The second day of the shoot I was much more focused and less nervous. Someone teased me while I meditated outside on the bench, asking me, “Does that work?” And another person tried to tell me there was such a thing as trying too hard, but I swear by Jason Selk’s “10 Minute Toughness.” So the answer to his question is, “yes.” The first 30 arrows I managed to shoot a 259, a personal best out of 300. The next round was a 258, which considering that before the tournament my pb was only 257, I like to count that as a personal best, too. I upped my 9 count to 26 and my 10’s remained at a consistent 10 total for both rounds.
I was very pleased to have shot so consistently and to shoot at the top of my game without any extra effort. I felt very confident about my shooting, just focusing on technique and doing my best to not get sucked into aiming. All the while learning how there is that moment, after the clicker has gone off and I’m still ever so slightly pulling back, when I steady my bow arm to near motionlessness and aim at the bullseye.

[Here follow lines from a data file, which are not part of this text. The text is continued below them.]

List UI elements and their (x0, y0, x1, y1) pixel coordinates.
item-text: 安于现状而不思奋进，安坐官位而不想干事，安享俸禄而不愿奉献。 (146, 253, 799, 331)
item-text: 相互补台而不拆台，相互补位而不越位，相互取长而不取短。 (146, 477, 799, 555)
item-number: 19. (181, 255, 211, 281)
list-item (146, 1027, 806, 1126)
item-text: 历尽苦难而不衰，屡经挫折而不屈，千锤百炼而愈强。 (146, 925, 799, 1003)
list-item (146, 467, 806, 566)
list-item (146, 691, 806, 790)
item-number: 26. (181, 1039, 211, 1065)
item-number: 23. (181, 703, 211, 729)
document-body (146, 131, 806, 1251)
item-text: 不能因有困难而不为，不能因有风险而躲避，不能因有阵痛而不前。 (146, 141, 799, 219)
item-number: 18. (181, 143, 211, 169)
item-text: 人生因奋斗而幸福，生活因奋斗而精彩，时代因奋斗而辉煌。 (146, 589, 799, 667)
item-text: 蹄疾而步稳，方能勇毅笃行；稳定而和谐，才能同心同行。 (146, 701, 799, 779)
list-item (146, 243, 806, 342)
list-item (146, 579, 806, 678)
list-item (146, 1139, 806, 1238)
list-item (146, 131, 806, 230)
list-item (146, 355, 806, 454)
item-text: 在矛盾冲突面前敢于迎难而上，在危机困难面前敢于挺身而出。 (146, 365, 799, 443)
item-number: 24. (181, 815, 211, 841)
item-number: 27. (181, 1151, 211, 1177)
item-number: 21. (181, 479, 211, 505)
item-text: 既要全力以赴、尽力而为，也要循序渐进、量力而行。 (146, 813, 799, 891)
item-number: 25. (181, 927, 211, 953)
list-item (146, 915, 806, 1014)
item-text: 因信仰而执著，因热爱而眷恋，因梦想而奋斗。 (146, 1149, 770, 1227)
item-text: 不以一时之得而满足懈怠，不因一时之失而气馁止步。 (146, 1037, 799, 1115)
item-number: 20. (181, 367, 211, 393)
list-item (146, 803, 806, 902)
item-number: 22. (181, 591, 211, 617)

Overall I shot a 1014, which according to the preliminary results has me at 18th. Unfortunately (since I have taken so long to post this blog), the final results came in and I ended up in 24th. I must remind myself, I’ve been shooting for less than a year overall and FITA only since November. I’ll get up there with Miranda Leek and Jenny Nichols and Khatuna Lorig. As my coach says, “patience, you have a long archery career ahead of you.”
The next tournament is just around the corner, the AAE Arizona Cup in Phoenix, AZ. I am preparing. I average 300’s at 30m and have only shot 50m once and never 60 or 70m. I’m not daunted at all. It’s all about technique and getting my bow tuned – I have new Hoyt Gold Medalist 30 pound limbs on and a new string from Guy Krueger on its way from Chula Vista, the feather fletchings will be stripped and spin wings added – and allowing myself to shoot at the top of my game during each practice and then shoot the tournament like I practice, so 60 and 70, should be shot no differently than I would my 30m. I am a consistent archer.